On the other hand, financial reporting is an important tool for fulfilling the responsibility of responding to the needs of respondents in society and the usefulness of financial statements and other financial reports is affected by the quality of financial reporting. The quality of financial reporting has important economic consequences such as increasing liquidity, reducing the cost of capital, increasing the growth of the company and adequate accountability for respondents. Quality financial reporting occurs when the activities and operations underlying financial reporting are managed in terms of possible errors and are free of errors and mistakes. Therefore, to achieve this, error management must be done.  Error management is also critical to the quality of business outcome in the business environment, especially in financial environments, because, first, errors are in direct conflict with the quality of financial reporting and lead financial users to erroneous conclusions.
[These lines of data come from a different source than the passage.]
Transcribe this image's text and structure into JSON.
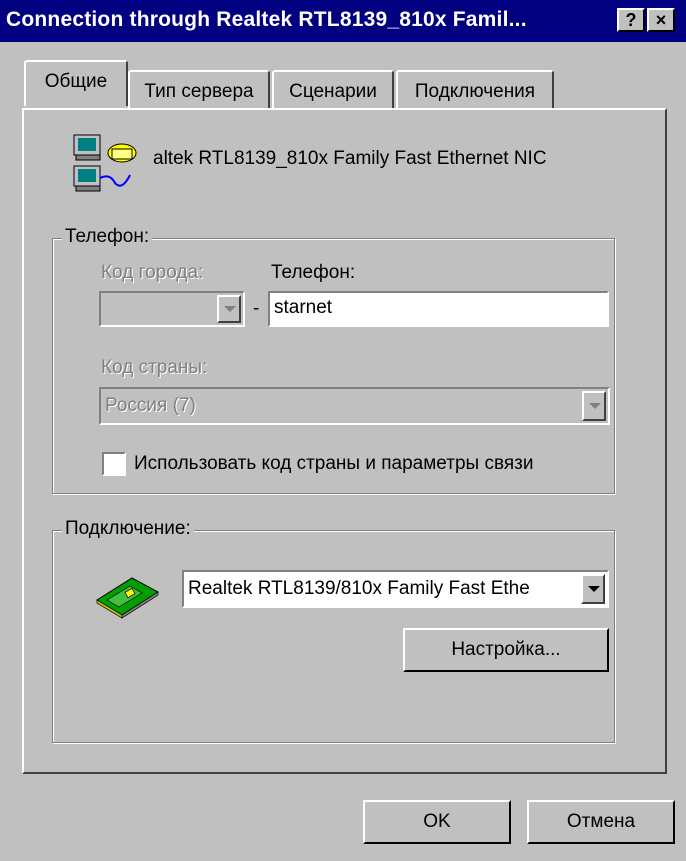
{
  "window": {
    "title": "Connection through Realtek RTL8139_810x Famil...",
    "help_button": "?",
    "close_button": "×"
  },
  "tabs": [
    {
      "label": "Общие"
    },
    {
      "label": "Тип сервера"
    },
    {
      "label": "Сценарии"
    },
    {
      "label": "Подключения"
    }
  ],
  "device": {
    "icon": "dialup-connection-icon",
    "name": "altek RTL8139_810x Family Fast Ethernet NIC"
  },
  "phone_group": {
    "legend": "Телефон:",
    "area_code_label": "Код города:",
    "area_code_value": "",
    "phone_label": "Телефон:",
    "phone_value": "starnet",
    "dash": "-",
    "country_label": "Код страны:",
    "country_value": "Россия (7)",
    "use_country_checkbox_label": "Использовать код страны и параметры связи",
    "use_country_checked": false
  },
  "connection_group": {
    "legend": "Подключение:",
    "icon": "network-card-icon",
    "device_value": "Realtek RTL8139/810x Family Fast Ethe",
    "settings_button": "Настройка..."
  },
  "footer": {
    "ok_button": "OK",
    "cancel_button": "Отмена"
  }
}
Second, errors cause learning within the organization because they provide clear indications that something is wrong and needs to be changed, and third, research has shown that errors are common in environments with high workload, high time pressure, and rapid changes between Things happen, the need to learn new things, sophisticated technology, diverse customers and high demand for order. All of these characteristics are very common in business environments, which means that error management, in other words, prevention and resolution of recurring errors, plays an important role in the daily work of managers, which ultimately manifests itself in accounting and especially in financial reporting. It becomes. Therefore, due to the important position of error management in various fields, including the accounting profession, it is expected that by identifying, modeling and testing it, we can see better quality information in the form of financial reporting.
Method: The present study is a combination of qualitative and quantitative methods. First, the research model was developed through interviews with 15 experts in the field. The financial statements, which are the most objective criteria for measuring the inaccuracy of the financial statements and the obvious manifestation of fraud and distortion in the financial statements, have been evaluated. The years 2013-2020 have been studied. In order to achieve the research results, hypotheses have been designed that logistic regression has been used to test them.
Results: The results show that among the three types of identified errors, which are compliance, operational and accountability errors, operational error management has a negative and significant effect on fraudulent financial reporting and audit quality has strengthened the relationship. Also, the role of observational errors and reporting (accountability) has been carefully accepted. Regarding the quality of auditing, due to the high independence of the "audit organization" and impartiality in detecting, reporting and disclosing errors in detail in the Annual audit report, business units that have manipulated their actual activities have been forced to record adjustments and resubmit financial statements. They themselves have recorded that this alone has shown the high independence of the organization as a formal institution with a high executive guarantee in detecting and exposing errors.
Conclusion: Error management in business units, especially in the operational sector, in addition to increasing the efficiency and effectiveness of business unit operations, also reduces the possibility of fraudulent financial reporting and improves the quality of financial reporting.